Я знала все его уловки, знала о нем все, как свойственно жене. Я даже знала, что у него внутри, так как накануне мы побывали у доктора Раффнера и смотрели видеозапись его колоноскопии. Фонарик освещал его самые интимные внутренние органы, и что-что, а это поистине связало нас на всю жизнь. Лишь увидев, как функционирует кишечник твоего мужа, как сернокислый барий струится по этому бесконечному человеческому шлангу, понимаешь, что он навек принадлежит тебе, а ты – ему.
Много лет назад я сидела рядом с невысоким элегантным кардиологом доктором Викрамом из аристократического индийского рода браминов, и мне довелось увидеть сонограмму сердца Джо – ущербного органа размером с кулак, всегда стремящегося сделать больше, чем то, на что он был способен. Его митральный клапан закрывался лениво, как будто был пьян.
Вот и сегодня я знала, о чем он думает, видела, как в его уме зарождаются мысли и догадки.
– Мне кажется, в этот раз я могу и выиграть, – сказал он за ужином. Мы ели корнуэльских бройлеров: после них на тарелке остается аккуратная горстка крошечных косточек. – Гарри так считает. Луиза тоже.

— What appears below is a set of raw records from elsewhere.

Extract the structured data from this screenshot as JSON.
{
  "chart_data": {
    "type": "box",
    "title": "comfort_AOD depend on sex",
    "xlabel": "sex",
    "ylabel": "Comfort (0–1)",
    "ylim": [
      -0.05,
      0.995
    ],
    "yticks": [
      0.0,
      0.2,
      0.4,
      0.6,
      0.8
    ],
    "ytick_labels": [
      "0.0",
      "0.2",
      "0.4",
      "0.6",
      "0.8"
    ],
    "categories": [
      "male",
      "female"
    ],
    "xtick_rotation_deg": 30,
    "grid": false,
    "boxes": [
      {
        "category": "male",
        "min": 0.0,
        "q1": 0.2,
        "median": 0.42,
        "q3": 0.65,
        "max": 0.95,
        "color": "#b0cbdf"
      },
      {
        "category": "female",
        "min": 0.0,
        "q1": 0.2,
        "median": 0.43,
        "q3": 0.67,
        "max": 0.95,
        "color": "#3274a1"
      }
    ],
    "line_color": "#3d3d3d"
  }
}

– Они говорят так каждый год, – ответила я.
– А ты, что ли, даже предположить не можешь, что это возможно, Джоан?
– Не знаю.
– Сколько процентов вероятности, по-твоему?
– Хочешь, чтобы я в процентах определила вероятность, что ты получишь Хельсинкскую премию? – Джо кивнул. На столе стоял пакет молока, и в тот момент мой взгляд упал на него и я промолвила: – Два.
– Думаешь, шанс, что я выиграю Хельсинкскую премию – два процента? – мрачно проговорил он.
– Да.
– Да ну тебя, – выпалил он, а я пожала плечами, сказала «извини» и сообщила, что иду спать.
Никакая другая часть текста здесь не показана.